NEW YORK, NY.- MARC STRAUS is presenting Rona Pondicks second solo exhibition with the gallery.
Nearly a decade ago, building on the formal vocabulary of her earlier work, Pondick began experimenting with acrylic, resin, and rich color. Using the language of the body in her sculptures, in both a literal and a metaphorical sense, she is interested in the idea of transformation and the elasticity of meaning while being spellbound by the materiality of sculpture. Seeking out cutting-edge technologies and at the same time keeping sculpting as a hands-on process, she explores ideas based on natural phenomena such as metamorphosis and mutation.
This latest body of work that Pondick created in the past two years is about intimacy, introspection, and truthfulness. Concurrent with the transformative times we live in, and after decades of working in large scale often for the outdoors, Pondick eventually surrendered to a long-nurtured desire to create smaller, more personal sculptures. Carrying-on with her signature sculptural component, she incorporates the cast of her head (more precisely a downsized version of it) into small scale polychromatic sculptures. Pondicks work has always been abashedly personal and self-referential. And yet, they are so powerfully emotional because they speak to our common hopes, desires, tribulations, and even pain.
In these new works the heads and bodies have fully emerged. There are two or more figures, and these feel more like a celebration, bursting with color and life. We find ourselves in a moment of a narrative. The figures may have endured hardship, but the triumph is their perseverance, endurance, and the knowledge that life has its beautiful riches. To be alive is to be able to create.
The surfaces vary from matte and chalky textures to impeccably polished and lustrous coatings alluring to our senses. The titles are based on the colors each object contains. The colors are vibrant and, as a result of Pondicks unique coloringe techniques, they reveal unexpected color combinations. We see translucent objects that are changing as the light changes, and as we move around them.

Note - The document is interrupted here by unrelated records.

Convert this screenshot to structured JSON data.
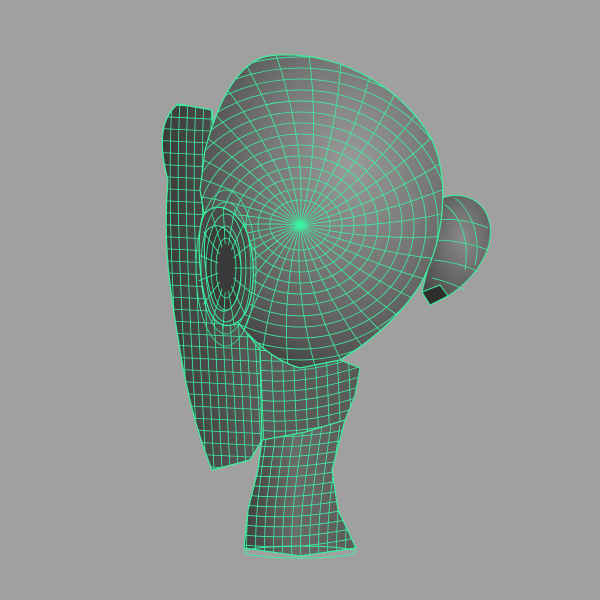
{
  "viewport": {
    "background_color": "#a0a0a0",
    "object": "polygon-head-mesh",
    "display_mode": "wireframe-on-shaded",
    "wire_color": "#3cf0a0",
    "surface_dark": "#3a3a3a",
    "surface_mid": "#6e6e6e",
    "surface_light": "#9a9a9a",
    "selected": true
  }
}
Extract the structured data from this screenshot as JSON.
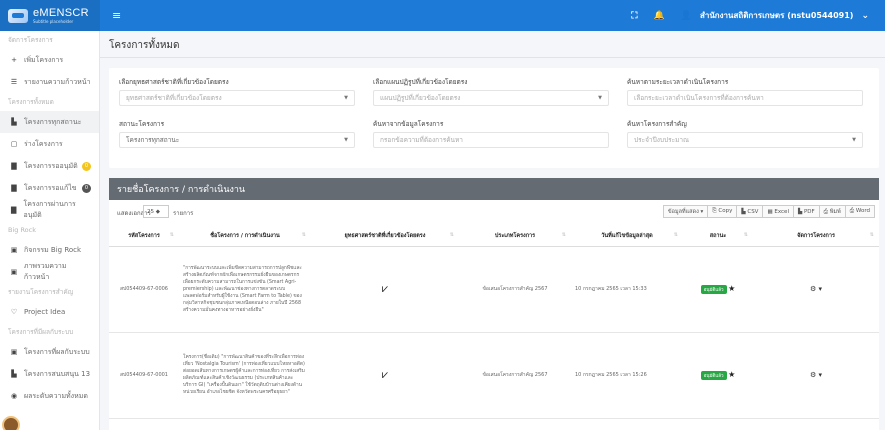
{
  "app": {
    "name": "eMENSCR",
    "subtitle": "Subtitle placeholder",
    "user": "สำนักงานสถิติการเกษตร (nstu0544091)"
  },
  "sidebar": {
    "items": [
      {
        "kind": "head",
        "label": "จัดการโครงการ"
      },
      {
        "kind": "item",
        "icon": "+",
        "label": "เพิ่มโครงการ"
      },
      {
        "kind": "item",
        "icon": "☰",
        "label": "รายงานความก้าวหน้า"
      },
      {
        "kind": "head",
        "label": "โครงการทั้งหมด"
      },
      {
        "kind": "item",
        "icon": "▙",
        "label": "โครงการทุกสถานะ",
        "active": true
      },
      {
        "kind": "item",
        "icon": "▢",
        "label": "ร่างโครงการ"
      },
      {
        "kind": "item",
        "icon": "▇",
        "label": "โครงการรออนุมัติ",
        "badge": "0",
        "badge_style": "yellow"
      },
      {
        "kind": "item",
        "icon": "▇",
        "label": "โครงการรอแก้ไข",
        "badge": "0",
        "badge_style": "dark"
      },
      {
        "kind": "item",
        "icon": "▇",
        "label": "โครงการผ่านการอนุมัติ"
      },
      {
        "kind": "head",
        "label": "Big Rock"
      },
      {
        "kind": "item",
        "icon": "▣",
        "label": "กิจกรรม Big Rock"
      },
      {
        "kind": "item",
        "icon": "▣",
        "label": "ภาพรวมความก้าวหน้า"
      },
      {
        "kind": "head",
        "label": "รายงานโครงการสำคัญ"
      },
      {
        "kind": "item",
        "icon": "♡",
        "label": "Project Idea"
      },
      {
        "kind": "head",
        "label": "โครงการที่มีผลกับระบบ"
      },
      {
        "kind": "item",
        "icon": "▣",
        "label": "โครงการที่ผลกับระบบ"
      },
      {
        "kind": "item",
        "icon": "▙",
        "label": "โครงการสนบสนุน 13"
      },
      {
        "kind": "item",
        "icon": "◉",
        "label": "ผลระดับความทั้งหมด"
      }
    ]
  },
  "page": {
    "title": "โครงการทั้งหมด"
  },
  "filters": {
    "f1": {
      "label": "เลือกยุทธศาสตร์ชาติที่เกี่ยวข้องโดยตรง",
      "placeholder": "ยุทธศาสตร์ชาติที่เกี่ยวข้องโดยตรง"
    },
    "f2": {
      "label": "เลือกแผนปฏิรูปที่เกี่ยวข้องโดยตรง",
      "placeholder": "แผนปฏิรูปที่เกี่ยวข้องโดยตรง"
    },
    "f3": {
      "label": "ค้นหาตามระยะเวลาดำเนินโครงการ",
      "placeholder": "เลือกระยะเวลาดำเนินโครงการที่ต้องการค้นหา"
    },
    "f4": {
      "label": "สถานะโครงการ",
      "value": "โครงการทุกสถานะ"
    },
    "f5": {
      "label": "ค้นหาจากข้อมูลโครงการ",
      "placeholder": "กรอกข้อความที่ต้องการค้นหา"
    },
    "f6": {
      "label": "ค้นหาโครงการสำคัญ",
      "placeholder": "ประจำปีงบประมาณ"
    }
  },
  "list": {
    "title": "รายชื่อโครงการ / การดำเนินงาน",
    "show_label": "แสดงเอกสาร",
    "page_size": "25",
    "show_suffix": "รายการ",
    "buttons": [
      "ข้อมูลที่แสดง ▾",
      "⎘ Copy",
      "▙ CSV",
      "▦ Excel",
      "▙ PDF",
      "⎙ พิมพ์",
      "⎙ Word"
    ],
    "columns": [
      "รหัสโครงการ",
      "ชื่อโครงการ / การดำเนินงาน",
      "ยุทธศาสตร์ชาติที่เกี่ยวข้องโดยตรง",
      "ประเภทโครงการ",
      "วันที่แก้ไขข้อมูลล่าสุด",
      "สถานะ",
      "จัดการโครงการ"
    ],
    "rows": [
      {
        "code": "สป054409-67-0006",
        "name": "\"การพัฒนาระบบและเพิ่มขีดความสามารถการปลูกพืชและสร้างผลิตภัณฑ์จากผักเพื่อเกษตรกรรมยั่งยืนของเกษตรกร เพื่อยกระดับความสามารถในการแข่งขัน (Smart Agri-premiership) และพัฒนาช่องทางการตลาดระบบแพลตฟอร์มสำหรับผู้ใช้งาน (Smart Farm to Table) ของกลุ่มวิสาหกิจชุมชนกลุ่มภาคเหนือตอนล่าง ภายในปี 2568 สร้างความมั่นคงทางอาหารอย่างยั่งยืน\"",
        "type": "ข้อเสนอโครงการสำคัญ 2567",
        "updated": "10 กรกฎาคม 2565 เวลา 15:33",
        "status": "อนุมัติแล้ว"
      },
      {
        "code": "สป054409-67-0001",
        "name": "โครงการ(ชื่อเดิม) \"การพัฒนาสินค้าของที่ระลึกเพื่อการท่องเที่ยว 'Nostalgia Tourism' (การท่องเที่ยวแบบโหยหาอดีต) ต่อยอดเส้นทางการเกษตรผู้ค้าและการท่องเที่ยว การส่งเสริมผลิตภัณฑ์และสินค้าเชิงวัฒนธรรม (ประเภทสินค้าและบริการ GI) \"เครื่องปั้นดินเผา\" ใช้วัตถุดิบบ้านต่างเคียงด้านหน่วยเรียน อำเภอไชยชิต จังหวัดพระนครศรีอยุธยา\"",
        "type": "ข้อเสนอโครงการสำคัญ 2567",
        "updated": "10 กรกฎาคม 2565 เวลา 15:26",
        "status": "อนุมัติแล้ว"
      }
    ]
  },
  "colors": {
    "topbar": "#1d7ad6",
    "list_header": "#646b73",
    "status_green": "#27a844"
  }
}
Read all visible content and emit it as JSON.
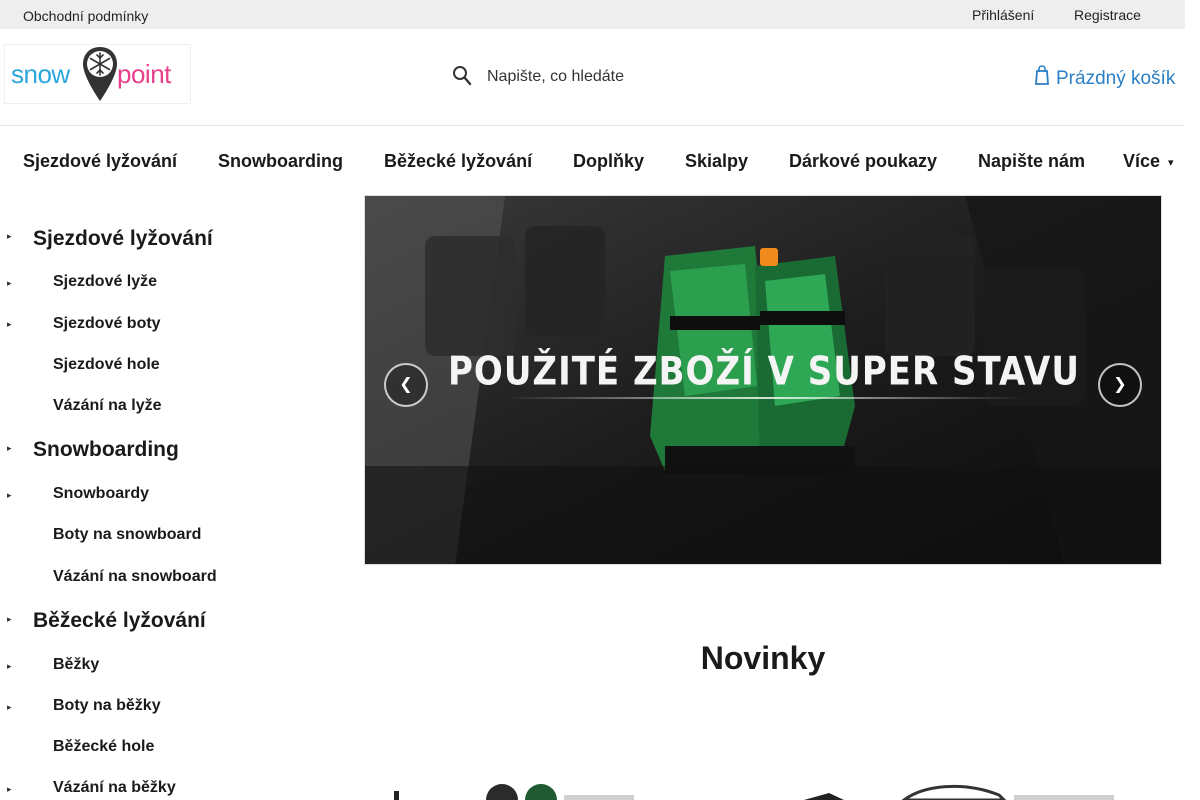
{
  "topbar": {
    "terms": "Obchodní podmínky",
    "login": "Přihlášení",
    "register": "Registrace"
  },
  "header": {
    "logo_left": "snow",
    "logo_right": "point",
    "search_placeholder": "Napište, co hledáte",
    "search_icon": "search-icon",
    "cart_label": "Prázdný košík",
    "cart_icon": "cart-icon"
  },
  "nav": {
    "items": [
      "Sjezdové lyžování",
      "Snowboarding",
      "Běžecké lyžování",
      "Doplňky",
      "Skialpy",
      "Dárkové poukazy",
      "Napište nám",
      "Více"
    ]
  },
  "sidebar": {
    "categories": [
      {
        "label": "Sjezdové lyžování",
        "items": [
          "Sjezdové lyže",
          "Sjezdové boty",
          "Sjezdové hole",
          "Vázání na lyže"
        ]
      },
      {
        "label": "Snowboarding",
        "items": [
          "Snowboardy",
          "Boty na snowboard",
          "Vázání na snowboard"
        ]
      },
      {
        "label": "Běžecké lyžování",
        "items": [
          "Běžky",
          "Boty na běžky",
          "Běžecké hole",
          "Vázání na běžky"
        ]
      }
    ]
  },
  "banner": {
    "caption": "POUŽITÉ ZBOŽÍ V SUPER STAVU",
    "prev_icon": "chevron-left-icon",
    "next_icon": "chevron-right-icon"
  },
  "novinky": {
    "title": "Novinky"
  },
  "colors": {
    "topbar_bg": "#eeeeee",
    "logo_blue": "#2aa7df",
    "logo_pink": "#e8408a",
    "cart_blue": "#2b7fc4"
  }
}
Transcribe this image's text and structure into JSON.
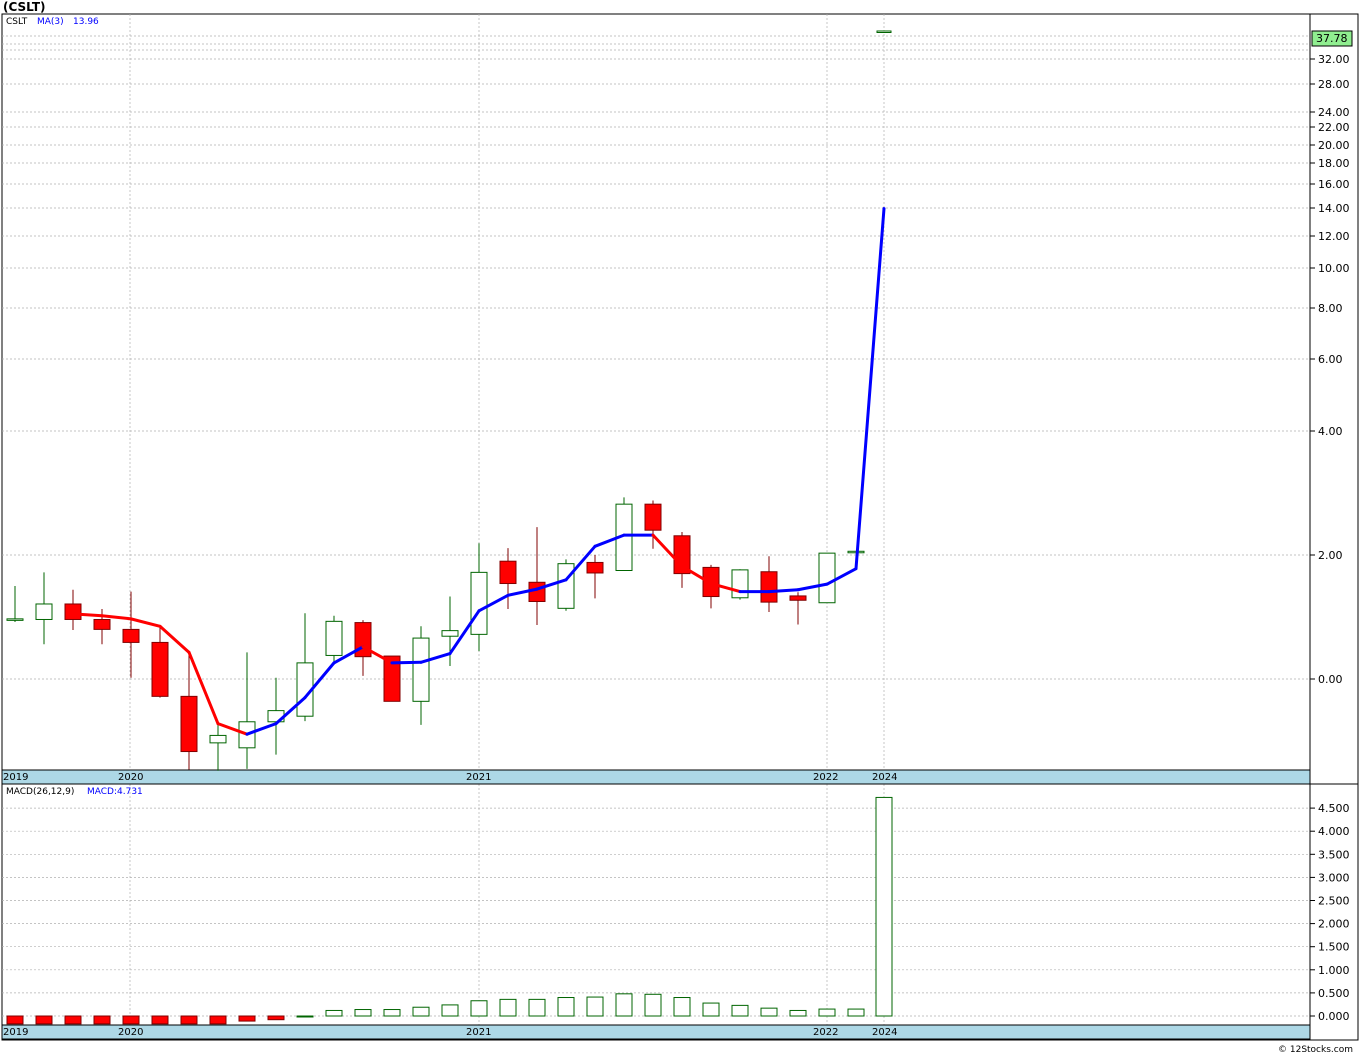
{
  "title": "(CSLT)",
  "legend_top": {
    "symbol": "CSLT",
    "ma_label": "MA(3)",
    "ma_value": "13.96"
  },
  "legend_bottom": {
    "macd_params": "MACD(26,12,9)",
    "macd_value": "MACD:4.731"
  },
  "last_price_badge": "37.78",
  "credit": "© 12Stocks.com",
  "colors": {
    "up": "#006400",
    "down": "#ff0000",
    "ma_up": "#0000ff",
    "ma_down": "#ff0000",
    "badge": "#90ee90",
    "axis_band": "#add8e6",
    "grid": "#b0b0b0"
  },
  "chart_data": [
    {
      "type": "candlestick",
      "title": "(CSLT)",
      "yscale": "log",
      "ytick_labels": [
        "32.00",
        "28.00",
        "24.00",
        "22.00",
        "20.00",
        "18.00",
        "16.00",
        "14.00",
        "12.00",
        "10.00",
        "8.00",
        "6.00",
        "4.00",
        "2.00",
        "0.00"
      ],
      "ytick_values": [
        32,
        28,
        24,
        22,
        20,
        18,
        16,
        14,
        12,
        10,
        8,
        6,
        4,
        2,
        0
      ],
      "year_labels": [
        "2019",
        "2020",
        "2021",
        "2022",
        "2024"
      ],
      "candles": [
        {
          "o": 0.95,
          "h": 1.5,
          "l": 0.92,
          "c": 0.97
        },
        {
          "o": 0.96,
          "h": 1.72,
          "l": 0.56,
          "c": 1.21
        },
        {
          "o": 1.21,
          "h": 1.44,
          "l": 0.79,
          "c": 0.96
        },
        {
          "o": 0.96,
          "h": 1.13,
          "l": 0.56,
          "c": 0.8
        },
        {
          "o": 0.8,
          "h": 1.41,
          "l": 0.02,
          "c": 0.59
        },
        {
          "o": 0.59,
          "h": 0.86,
          "l": -0.3,
          "c": -0.28
        },
        {
          "o": -0.28,
          "h": 0.44,
          "l": -1.46,
          "c": -1.17
        },
        {
          "o": -1.03,
          "h": -0.74,
          "l": -1.48,
          "c": -0.91
        },
        {
          "o": -1.11,
          "h": 0.43,
          "l": -1.45,
          "c": -0.69
        },
        {
          "o": -0.69,
          "h": 0.02,
          "l": -1.22,
          "c": -0.51
        },
        {
          "o": -0.6,
          "h": 1.06,
          "l": -0.68,
          "c": 0.26
        },
        {
          "o": 0.38,
          "h": 1.02,
          "l": 0.27,
          "c": 0.93
        },
        {
          "o": 0.91,
          "h": 0.95,
          "l": 0.05,
          "c": 0.36
        },
        {
          "o": 0.37,
          "h": 0.37,
          "l": -0.35,
          "c": -0.36
        },
        {
          "o": -0.36,
          "h": 0.85,
          "l": -0.74,
          "c": 0.66
        },
        {
          "o": 0.69,
          "h": 1.33,
          "l": 0.21,
          "c": 0.78
        },
        {
          "o": 0.72,
          "h": 2.19,
          "l": 0.45,
          "c": 1.72
        },
        {
          "o": 1.9,
          "h": 2.11,
          "l": 1.13,
          "c": 1.54
        },
        {
          "o": 1.56,
          "h": 2.45,
          "l": 0.87,
          "c": 1.25
        },
        {
          "o": 1.14,
          "h": 1.93,
          "l": 1.1,
          "c": 1.86
        },
        {
          "o": 1.88,
          "h": 2.0,
          "l": 1.3,
          "c": 1.71
        },
        {
          "o": 1.75,
          "h": 2.93,
          "l": 1.75,
          "c": 2.82
        },
        {
          "o": 2.82,
          "h": 2.88,
          "l": 2.1,
          "c": 2.4
        },
        {
          "o": 2.31,
          "h": 2.37,
          "l": 1.47,
          "c": 1.7
        },
        {
          "o": 1.8,
          "h": 1.84,
          "l": 1.14,
          "c": 1.33
        },
        {
          "o": 1.31,
          "h": 1.77,
          "l": 1.28,
          "c": 1.76
        },
        {
          "o": 1.73,
          "h": 1.98,
          "l": 1.08,
          "c": 1.24
        },
        {
          "o": 1.34,
          "h": 1.4,
          "l": 0.88,
          "c": 1.27
        },
        {
          "o": 1.23,
          "h": 2.03,
          "l": 1.23,
          "c": 2.03
        },
        {
          "o": 2.06,
          "h": 2.06,
          "l": 2.06,
          "c": 2.06
        },
        {
          "o": 37.78,
          "h": 37.78,
          "l": 37.78,
          "c": 37.78
        }
      ],
      "ma": [
        null,
        null,
        1.05,
        1.02,
        0.97,
        0.85,
        0.43,
        -0.72,
        -0.89,
        -0.72,
        -0.3,
        0.26,
        0.52,
        0.26,
        0.27,
        0.41,
        1.1,
        1.35,
        1.45,
        1.6,
        2.14,
        2.32,
        2.32,
        1.82,
        1.54,
        1.41,
        1.41,
        1.44,
        1.53,
        1.78,
        13.96
      ]
    },
    {
      "type": "bar",
      "title": "MACD(26,12,9)",
      "ytick_labels": [
        "4.500",
        "4.000",
        "3.500",
        "3.000",
        "2.500",
        "2.000",
        "1.500",
        "1.000",
        "0.500",
        "0.000"
      ],
      "ytick_values": [
        4.5,
        4.0,
        3.5,
        3.0,
        2.5,
        2.0,
        1.5,
        1.0,
        0.5,
        0.0
      ],
      "year_labels": [
        "2019",
        "2020",
        "2021",
        "2022",
        "2024"
      ],
      "values": [
        -0.17,
        -0.17,
        -0.17,
        -0.17,
        -0.17,
        -0.17,
        -0.17,
        -0.17,
        -0.11,
        -0.08,
        0.0,
        0.12,
        0.14,
        0.14,
        0.19,
        0.24,
        0.33,
        0.36,
        0.36,
        0.4,
        0.41,
        0.48,
        0.47,
        0.4,
        0.28,
        0.23,
        0.17,
        0.12,
        0.15,
        0.15,
        4.731
      ]
    }
  ]
}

Alongside the sculptures, Pondick shows a new body of drawings. This lesser-known aspect of her work, that started and grew parallel with her colored resin works in the last ten years, is as rewarding as her sculptures yet different in character. They hit a quieter, more introspective tone. The drawings feature shadow like, stylized heads with an exaggerated long nose, evoking Giacomettis Le Nez from 1947, that float and fade in the picture frame like memories tend to do. They are drawn on multiple layers of almost transparently thin, handmade mulberry paper. Pondick draws on both sides of the paper and often merges multiple layers of the fine, nearly translucent sheets. The presence of these drawings is so delicate they almost feel evanescent.
Rona Pondick (b. 1952, Brooklyn, New York) has had 48 solo exhibitions of her work in museums and galleries internationally, and her sculptures have been included in 220 group exhibitions, including numerous biennales worldwide such as the Whitney Biennial, Lyon Biennale, Johannesburg Biennale, Sonsbeek, and Venice Biennale. Her work is in the collections of many institutions worldwide including the Whitney Museum of American Art (New York); The Metropolitan Museum of Art (New York); The Morgan Library & Museum (New York); Brooklyn Museum of Art, Philadelphia Museum of Art, Los Angeles County Museum of Art; Carnegie Museum of Art (Pittsburgh); Museum of Contemporary Art (Los Angeles); Yale University Art Gallery (New Haven); Nasher Sculpture Center (Dallas); Israel Museum (Jerusalem); and Centre Pompidou (Paris).